— Зря вы галстук не надели.
А потом повернулся к остальным и громко сказал:
— Приближается бальный сезон, и я, господа, заклинаю вас: носите фраки! К фраку положены черные брюки, белый жилет с глубоким вырезом, сорочка должна быть непременно белой…
— А я, к примеру, люблю носить скаутскую, — сказал пан Ироушек.

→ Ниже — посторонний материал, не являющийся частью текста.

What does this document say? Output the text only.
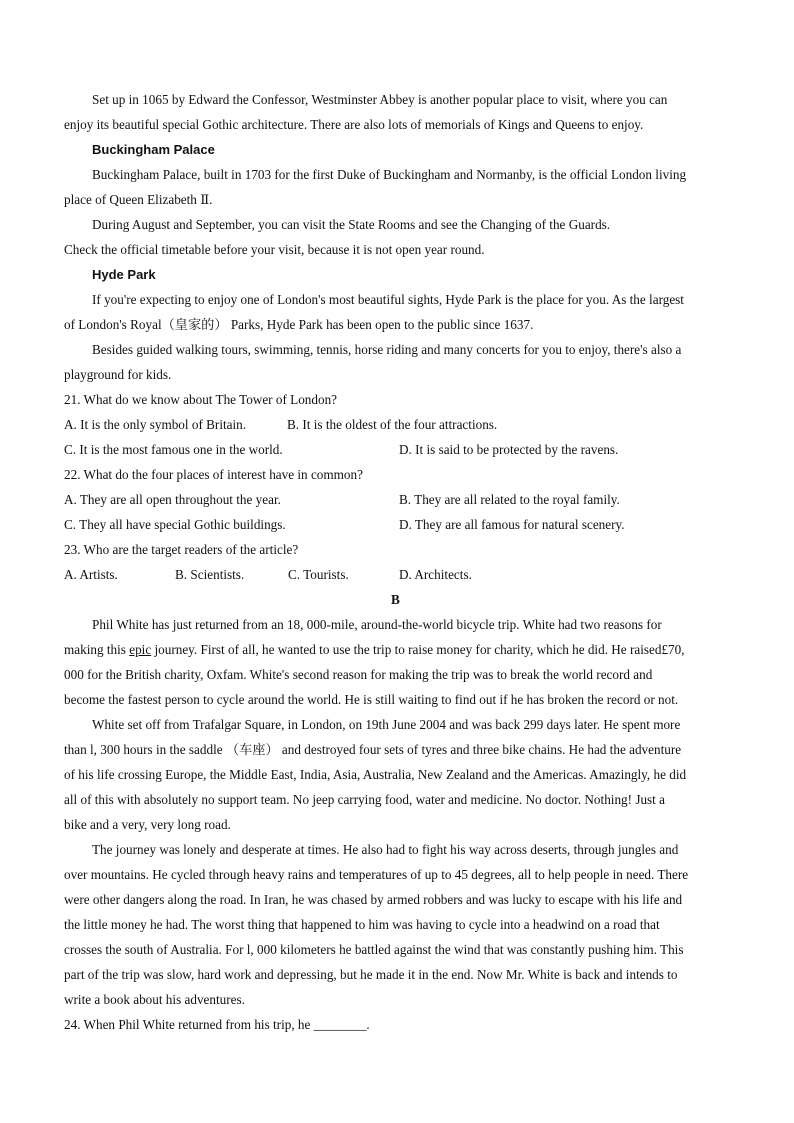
Set up in 1065 by Edward the Confessor, Westminster Abbey is another popular place to visit, where you can
enjoy its beautiful special Gothic architecture. There are also lots of memorials of Kings and Queens to enjoy.
Buckingham Palace
Buckingham Palace, built in 1703 for the first Duke of Buckingham and Normanby, is the official London living
place of Queen Elizabeth Ⅱ.
During August and September, you can visit the State Rooms and see the Changing of the Guards.
Check the official timetable before your visit, because it is not open year round.
Hyde Park
If you're expecting to enjoy one of London's most beautiful sights, Hyde Park is the place for you. As the largest
of London's Royal（皇家的） Parks, Hyde Park has been open to the public since 1637.
Besides guided walking tours, swimming, tennis, horse riding and many concerts for you to enjoy, there's also a
playground for kids.
21. What do we know about The Tower of London?
A. It is the only symbol of Britain.	B. It is the oldest of the four attractions.
C. It is the most famous one in the world.	D. It is said to be protected by the ravens.
22. What do the four places of interest have in common?
A. They are all open throughout the year.	B. They are all related to the royal family.
C. They all have special Gothic buildings.	D. They are all famous for natural scenery.
23. Who are the target readers of the article?
A. Artists.	B. Scientists.	C. Tourists.	D. Architects.
B
Phil White has just returned from an 18, 000-mile, around-the-world bicycle trip. White had two reasons for
making this epic journey. First of all, he wanted to use the trip to raise money for charity, which he did. He raised£70,
000 for the British charity, Oxfam. White's second reason for making the trip was to break the world record and
become the fastest person to cycle around the world. He is still waiting to find out if he has broken the record or not.
White set off from Trafalgar Square, in London, on 19th June 2004 and was back 299 days later. He spent more
than l, 300 hours in the saddle （车座） and destroyed four sets of tyres and three bike chains. He had the adventure
of his life crossing Europe, the Middle East, India, Asia, Australia, New Zealand and the Americas. Amazingly, he did
all of this with absolutely no support team. No jeep carrying food, water and medicine. No doctor. Nothing! Just a
bike and a very, very long road.
The journey was lonely and desperate at times. He also had to fight his way across deserts, through jungles and
over mountains. He cycled through heavy rains and temperatures of up to 45 degrees, all to help people in need. There
were other dangers along the road. In Iran, he was chased by armed robbers and was lucky to escape with his life and
the little money he had. The worst thing that happened to him was having to cycle into a headwind on a road that
crosses the south of Australia. For l, 000 kilometers he battled against the wind that was constantly pushing him. This
part of the trip was slow, hard work and depressing, but he made it in the end. Now Mr. White is back and intends to
write a book about his adventures.
24. When Phil White returned from his trip, he ________.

— Но к фраку положена белая сорочка, белая, слышите?! Он, изволите ли видеть, скаутскую любит! — раскричался маэстро. — Сорочка белая! Накрахмаленная! А на манишке допускаются в крайнем случае перламутровые пуговички! И никаких драгоценных камней, ясно? Я, господа, прошу вас обратить на это особое внимание! — сказал танцмейстер и обернулся к помощнику садовника. — Что вам?
— Я люблю носить скаутский ремень, потому что на его карабин удобно вешать ключ от дома, — сообщил Ироушек и, распахнув пиджак, показал свой ключ.

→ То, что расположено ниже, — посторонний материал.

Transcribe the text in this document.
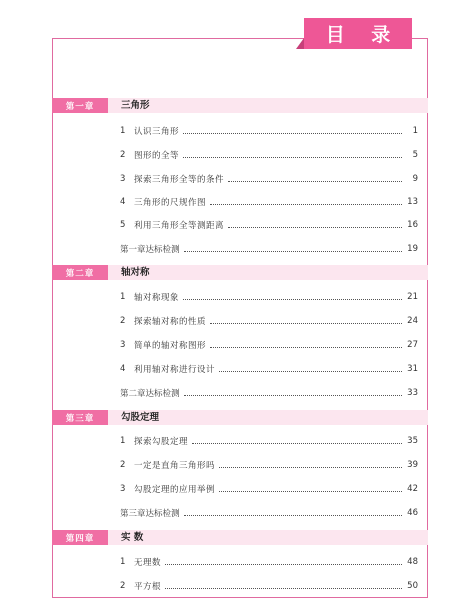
目 录
第一章	三角形
1	认识三角形	1
2	图形的全等	5
3	探索三角形全等的条件	9
4	三角形的尺规作图	13
5	利用三角形全等测距离	16
第一章达标检测	19
第二章	轴对称
1	轴对称现象	21
2	探索轴对称的性质	24
3	简单的轴对称图形	27
4	利用轴对称进行设计	31
第二章达标检测	33
第三章	勾股定理
1	探索勾股定理	35
2	一定是直角三角形吗	39
3	勾股定理的应用举例	42
第三章达标检测	46
第四章	实 数
1	无理数	48
2	平方根	50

— Господи, да носите вы, что хотите! Но я вам сейчас объясняю правила хорошего тона по Гут-Ярковскому! — опять расшумелся маэстро. — И галстук тоже белый, и перчатки, а цилиндр следует оставлять в гардеробной!
— А можно к фраку надеть… — начал было помощник садовника.
— Ничего не хочу слышать! Ничего! — заткнул уши танцмейстер. — Мне надо позвонить прекрасным дамам! — И он убежал, обмахивая ладонями свое покрасневшее лицо.
Спустя минуту его тяжело дышавший силуэт возник в матовом окошке и начал названивать прекрасным дамам с помощью рюмки чего-то горячительного.
Пианист, служивший в молодости «У Шпирку» и «У старой дамы», нащупал кольцо конской колбасы, лежавшее на стопке нот, откусил от него и заиграл «Императорский вальс».
Пан Блоудек, надзиратель из сумасшедшего дома, подсел к барышне Гроудовой, которая горько и безутешно плакала.
— Вы что это? — спросил он.
— Мне жить не хочется, — ответила она.
— А с чего бы это?
— Да я, когда стала заместительницей председателя Общества защиты животных, узнала про одного подмастерья, который заживо сдирал шкуры с козлов! Ну, как люди могут так обращаться со зверями! — с трудом выдавила из себя барышня Гроудова и спрятала лицо в носовой платок.
— Не плачьте, — сказал надзиратель. — Лучше взгляните на шрам у меня на лбу. Одна дворничиха бросила живого котенка в унитаз и смыла его, но он, прежде чем утонуть, посмотрел на дворничиху так, что она прямо зашаталась.
— И поделом ей! Это Господь ее покарал! — рассмеялась барышня Гроудова сквозь слезы.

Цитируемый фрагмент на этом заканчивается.